You’ll hear whiffs of Clapton and Derek and The Dominoes on the mournful opener “She Gives More Than She Takes,” on which Trout trades licks with Mayall and is backed by Little Feat’s great drummer Richie Hayward, who plays on many of the tunes.

Next up, Trout, who is also a really fine, understated singer, jousts with Jeff Healy on the Cream-y “Workin’ Overtime.” They’ve got Trout on the left and guest on the right throughout the album to avoid confusion.

There are country acoustic blues, swing-style blues, rock-blues, Chicago blues, shuffle blues, Hammond B-3 drenched blues (with Deacon Jones on keyboards—I could have done without panning the organ across the soundstage though),an Allman Brothers-like jam, and some sub-genres I don’t know enough about the blues to identify.

I’ll tell you the truth, my tolerance for blues is limited. The form is constricting and the bitching and moaning subject matter wears thin. As Trout moans about his chick problems I find myself saying “Divorce the bitch already and stop whining to me about it,” but of course that and the predictable chord progressions are what the blues form is all about, so either you put up with it or enjoy it, or you move on.

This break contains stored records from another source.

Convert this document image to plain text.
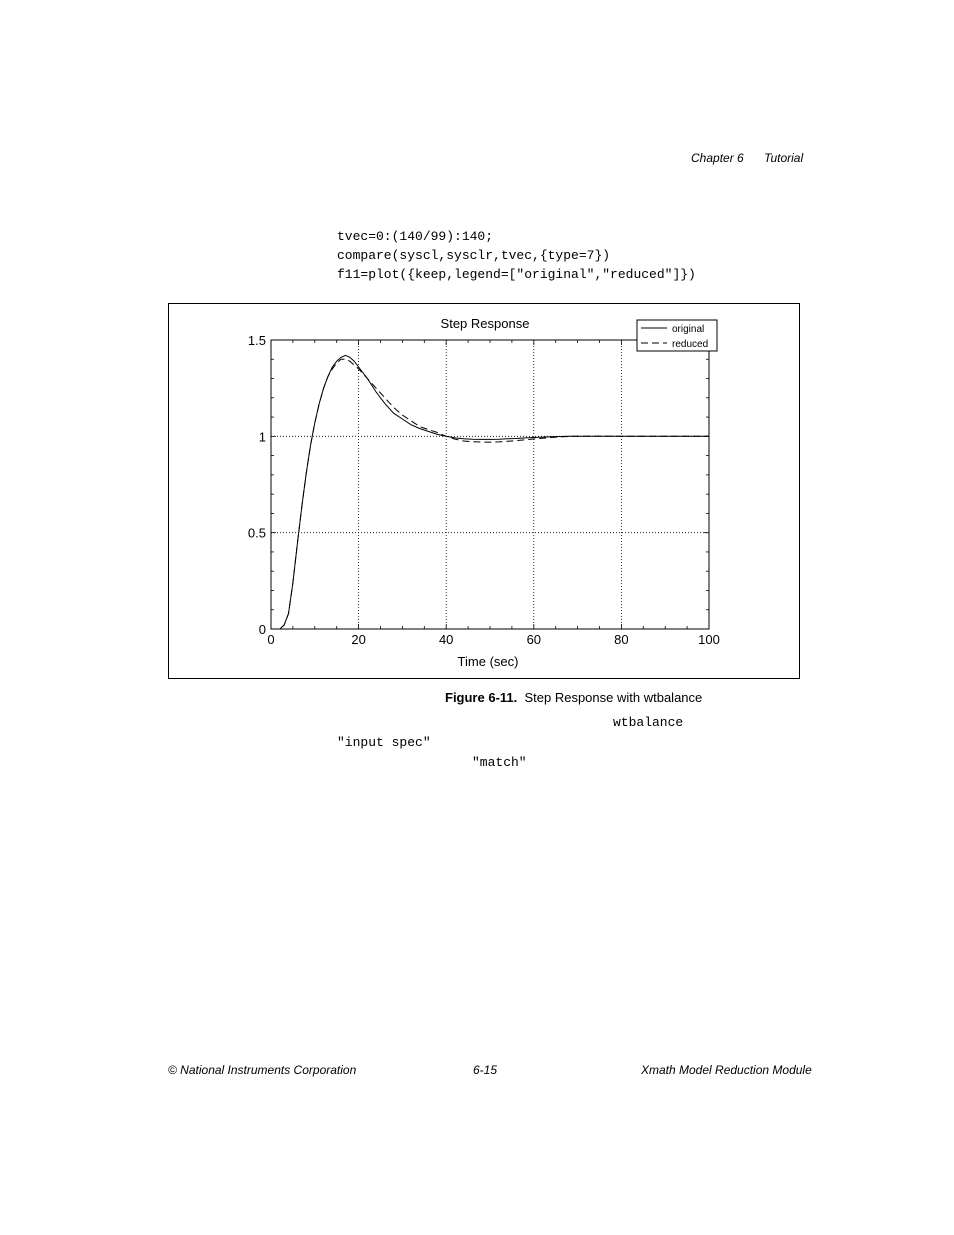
Chapter 6 Tutorial
tvec=0:(140/99):140;
compare(syscl,sysclr,tvec,{type=7})
f11=plot({keep,legend=["original","reduced"]})
0	20	40	60	80	100
0
0.5
1
1.5
Step Response
Time (sec)
original
reduced
Figure 6-11. Step Response with wtbalance
wtbalance
"input spec"
"match"
© National Instruments Corporation	6-15	Xmath Model Reduction Module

In the case of this energetic and highly entertaining album, you put up with it gladly. Sonically, it’s a decent, honest-sounding studio job that’s distinguished by a really tasteful mix. The engineer/mixer keeps the drums centered in one place where they’d be if you were watching live, and he’s panned the guitarists to help you distinguish Trout from his collaborator-friends. The equalization is also well done and studio reverb has been added tastefully. One reason may be the German-owned label. They care more about sound in Germany than here, and people actually sit and listen to music in large numbers.

So, while this music is not much like Stevie Ray Vaughan’s, if you’re a fan of his, you will probably enjoy this disc very much. I did. And I really enjoyed hearing Little Feat drummer Richie Hayward playing so joyfully in another context.